Simple names are not so simple, Part Two, plus, volcanoes and fried foods
I've returned from a brief vacation, visiting friends on the island of Maui. I'd never been to that part of the world before. Turns out, it's a small island in the middle of the Pacific Ocean, entirely made out of volcanoes. Weird! But delightful.
The most impressive thing about the Hawaiian Islands for me was just how obvious were -- even to my completely untrained eyes -- the geomechanical and fluvial processes which shaped the landscape. The mountains and craters and river valleys and red sand beaches and easily-fractured rocks were very different from the (also somewhat volcanic) much older mountainous landscape I've lived in for the past decade.
Also quite amusing to me was learning to read and pronounce Hawaiian place names. It is all very logical once you know the system; before long I could easily pronounce signs like WAINAPANAPA STATE PARK -- wa-ee-napa-napa -- or PUUNENE AVENUE -- pu-oo-nay-nay -- or MAILIBEHANAMONOTANA STREET -- "Miley-Stewart-is-really-Hannah-Montana".
Many thanks to K and R and D for putting me and Leah up for a week; if you're going to Hawai'i and can stay with locals, I highly recommend it, particularly if they are awesome people. Everyone in Maui was awesome, with the exception of the rangers at (stunningly beautiful, even for Maui) Wa'inapanapa State Park, who are apparently consistently grumpy. As one Hawaiian, himself in the camping sector of the economy put it to me, "They do not have the big aloha".
The most amusing encounter was on the Hana Highway. There are numerous little stops along the way, where someone has erected a hut or parked a trailer and is selling coconuts, smoothies, banana bread, and so on. Hand-lettered signs, stunning natural beauty, middle of nowhere, you get the picture I'm sure. At one of the larger such stops there was a young fellow, probably in his late twenties, serving a variety of fried foods. It was mostly traditional American-style Chinese food, but also he had french fries, fish'n'chips, and so on. He was clearly not a native speaker of English, but spoke understandably with a strong accent. We were waiting behind a middled-aged woman with a typically midwestern American accent. Their conversation went something like this:
Her: I'm not very hungry, can I just get the fish without the chips?
Him, not quite following her: Half order?
Her, louder: How much without the fries?
This went back and forth for some time, both sides becoming increasingly frustrated by the communication breakdown, until:
Her, even louder: Can I speak to your manager?

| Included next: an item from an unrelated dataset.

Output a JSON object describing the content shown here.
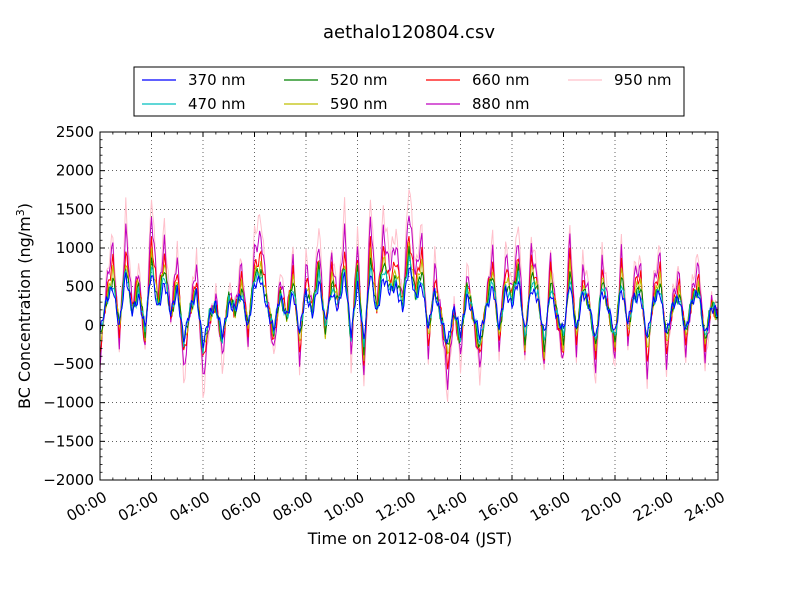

Leah and K and I silently boggled -- there is no other word for it -- at each other for a moment. Where on earth did she imagine that a manager was going to emerge from? There was a counter, behind that, a trailer with a wok in it, behind that, jungle, and behind that, huge jagged lava rocks followed immediately by the Pacific Ocean. And what sort of management structure does she think one really needs to manage a single guy selling pineapple fried rice at the side of a highway? My conclusion: people have strange beliefs. Sometimes their beliefs cause them to leave in a huff with neither fish nor chips, even when fish and chips are both plentiful and reasonably priced. Hopefully she had better luck in Hana.

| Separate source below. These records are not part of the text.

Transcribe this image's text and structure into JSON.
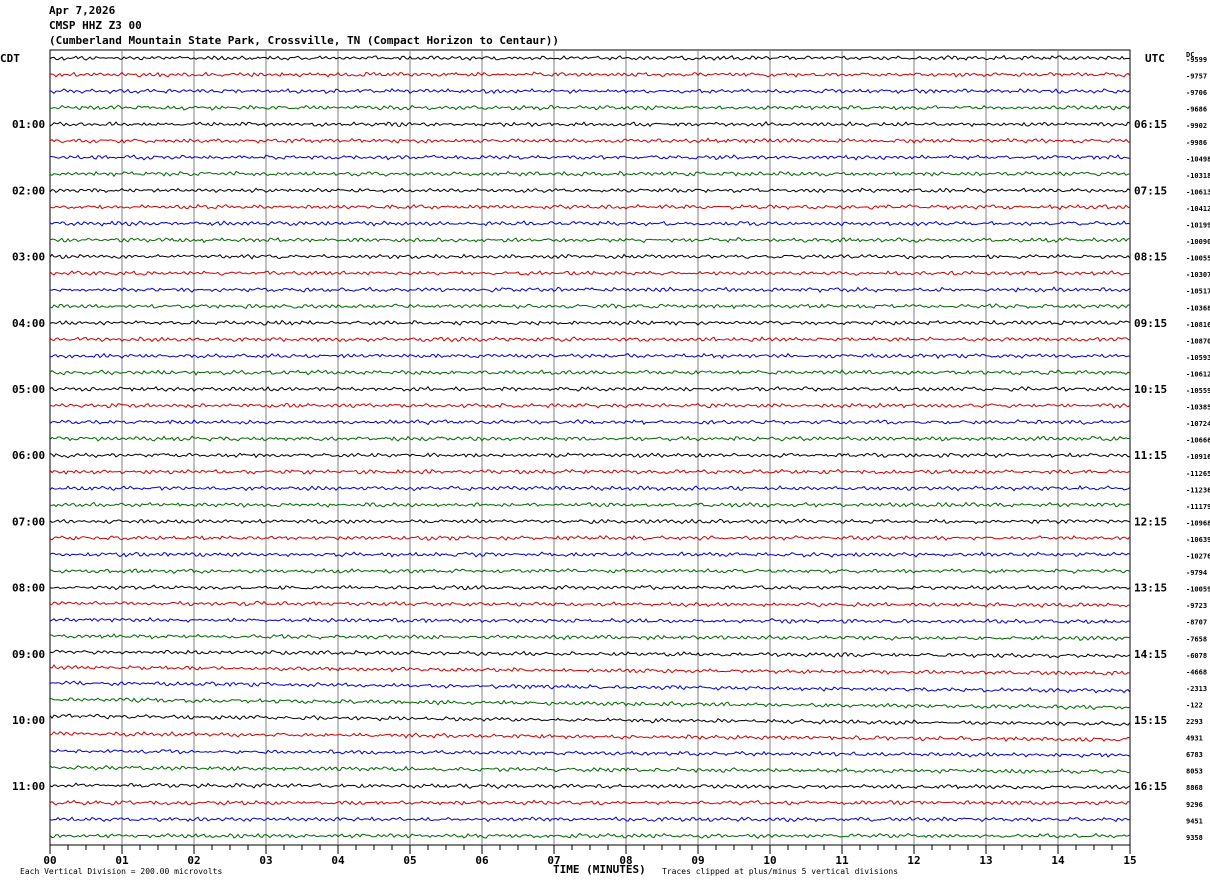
{
  "header": {
    "date": "Apr 7,2026",
    "station": "CMSP HHZ Z3 00",
    "location": "(Cumberland Mountain State Park, Crossville, TN (Compact Horizon to Centaur))"
  },
  "footer": {
    "scale_note": "Each Vertical Division =  200.00 microvolts",
    "xlabel": "TIME (MINUTES)",
    "clip_note": "Traces clipped at plus/minus 5 vertical divisions"
  },
  "chart_data": {
    "type": "line",
    "subtype": "helicorder",
    "left_timezone": "CDT",
    "right_timezone": "UTC",
    "right_header": "DC",
    "x_ticks": [
      "00",
      "01",
      "02",
      "03",
      "04",
      "05",
      "06",
      "07",
      "08",
      "09",
      "10",
      "11",
      "12",
      "13",
      "14",
      "15"
    ],
    "xlim": [
      0,
      15
    ],
    "minor_ticks_per_minute": 4,
    "rows_per_hour": 4,
    "row_count": 48,
    "trace_colors": [
      "#000000",
      "#cc0000",
      "#0000cc",
      "#006600"
    ],
    "grid": true,
    "left_hour_labels": [
      "01:00",
      "02:00",
      "03:00",
      "04:00",
      "05:00",
      "06:00",
      "07:00",
      "08:00",
      "09:00",
      "10:00",
      "11:00"
    ],
    "right_hour_labels": [
      "06:15",
      "07:15",
      "08:15",
      "09:15",
      "10:15",
      "11:15",
      "12:15",
      "13:15",
      "14:15",
      "15:15",
      "16:15"
    ],
    "dc_offsets": [
      -9599,
      -9757,
      -9706,
      -9686,
      -9902,
      -9986,
      -10498,
      -10318,
      -10613,
      -10412,
      -10199,
      -10090,
      -10055,
      -10307,
      -10517,
      -10368,
      -10816,
      -10870,
      -10593,
      -10612,
      -10559,
      -10385,
      -10724,
      -10666,
      -10916,
      -11265,
      -11236,
      -11179,
      -10968,
      -10639,
      -10276,
      -9794,
      -10059,
      -9723,
      -8707,
      -7658,
      -6078,
      -4668,
      -2313,
      -122,
      2293,
      4931,
      6783,
      8053,
      8868,
      9296,
      9451,
      9358
    ],
    "row_drift": [
      0,
      0,
      0,
      0,
      0,
      0,
      0,
      0,
      0,
      0,
      0,
      0,
      0,
      0,
      0,
      0,
      0,
      0,
      0,
      0,
      0,
      0,
      0,
      0,
      0,
      0,
      0,
      0,
      0,
      0,
      0,
      0,
      0,
      1,
      1,
      1,
      2,
      3,
      4,
      4,
      4,
      3,
      2,
      2,
      1,
      0,
      0,
      0
    ]
  }
}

Anyway, enough travelogue. Regarding the puzzle from last time: the code is correct, and compiles without issue. I was quite surprised when I first learned that; it certainly looks like it violates our rule about not using the same simple name to mean two different things in one block.
The key is to understanding why this is legal is that the query comprehensions and foreach loops are specified as syntactic sugars for another program, and it is that program which is actually analyzed for correctness. Our original program:
static void Main()
{
int[] data = { 1, 2, 3, 1, 2, 1 };
foreach (var m in from m in data orderby m select m)
System.Console.Write(m);
}
is transformed into
static void Main()
{
int[] data = { 1, 2, 3, 1, 2, 1 };
{
IEnumerator<int> e = ((IEnumerable<int>)(data.OrderBy(m=>m)).GetEnumerator();
try
{
int m;
while(e.MoveNext())
{
m = (int)(int)e.Current;
Console.Write(m);
}
}
finally
{
if (e != null) ((IDisposable)e).Dispose();
}
}
}
There are five usages of m in this transformed program; it is:
1) declared as the formal parameter of a lambda.
2) used in the body of the lambda; here it refers to the formal parameter.
3) declared as a local variable
4) written to in the loop; here it refers to the local variable
5) read from in the loop; here it refers to the local variable
Is there any usage of a local variable before its declaration? No.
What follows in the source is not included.